Leider ist ein Mensch nicht in der Lage, alle Introjekte alleine zu realisieren. Der Grund dafür ist das, was ich oben bereits erwähnt habe - eine Person wird mit einer eingebetteten Idee identifiziert und sie wird Teil der Persönlichkeit. Es ist dann schwierig, diese Teile allein vom allgemeinen Bild des „Ich“zu trennen. In der gemeinsamen persönlichen Arbeit mit einem Psychotherapeuten zum Beispiel ist dies noch einfacher. Etwas von außen in dir zu bemerken, zu erkennen, was es ist und wie es deine Wahl beeinflusst, die Tatsache zu akzeptieren, dass es schon seit einiger Zeit in dir ist und dass es weiterhin notwendig ist, eine Wahl zu treffen – zu gehen es oder ablehnen, und nach dieser Wahl die notwendigen Maßnahmen zu ergreifen … Es ist nicht einfach. Aber es ist notwendig, wenn dieses "Etwas" immer noch nicht um Sie geht.

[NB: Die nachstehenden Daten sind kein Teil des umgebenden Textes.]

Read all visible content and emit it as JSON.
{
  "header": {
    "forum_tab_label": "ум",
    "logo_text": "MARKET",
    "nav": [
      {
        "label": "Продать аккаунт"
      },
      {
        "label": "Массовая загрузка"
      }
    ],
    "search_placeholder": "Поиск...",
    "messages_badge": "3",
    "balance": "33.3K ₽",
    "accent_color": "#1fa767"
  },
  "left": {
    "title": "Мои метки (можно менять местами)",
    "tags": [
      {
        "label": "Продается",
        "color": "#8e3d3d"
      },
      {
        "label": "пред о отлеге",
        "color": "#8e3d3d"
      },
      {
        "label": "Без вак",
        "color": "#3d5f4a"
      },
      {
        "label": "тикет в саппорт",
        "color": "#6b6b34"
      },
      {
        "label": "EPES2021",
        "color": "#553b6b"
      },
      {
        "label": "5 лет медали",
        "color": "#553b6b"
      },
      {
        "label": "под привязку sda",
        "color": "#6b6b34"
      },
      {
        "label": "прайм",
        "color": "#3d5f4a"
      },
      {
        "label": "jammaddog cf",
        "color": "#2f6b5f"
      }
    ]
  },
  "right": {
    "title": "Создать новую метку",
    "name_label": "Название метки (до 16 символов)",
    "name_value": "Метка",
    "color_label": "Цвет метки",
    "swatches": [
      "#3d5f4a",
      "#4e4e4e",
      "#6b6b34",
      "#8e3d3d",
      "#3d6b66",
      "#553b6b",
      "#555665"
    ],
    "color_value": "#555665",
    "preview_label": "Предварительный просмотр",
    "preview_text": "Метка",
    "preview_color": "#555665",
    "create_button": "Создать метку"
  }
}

Unterstützende Haltungen à la "glaube an dich" würde auch nicht schaden, langsam und kritisch zu überlegen. Und vergleichen Sie sie mit Ihren Bedürfnissen, Bedeutungen und Werten. Der Unterschied zwischen einer reifen und einer infantilen Persönlichkeit besteht darin, dass sie sich selbst verantwortlich fühlen kann für das, was mit ihr geschieht. Selbstständigkeit ermöglicht ein freieres Leben. Wenn Sie 3 Jahre alt sind, kann es sein, dass Sie jemand dazu bringt, etwas zu essen, das nicht für Sie geeignet ist. Wenn Sie 30 sind, kann Sie niemand zwingen, etwas zu "essen", außer natürlich sich selbst.

Verlassen Sie sich auf Ihre eigene Erfahrung, es ist einzigartig.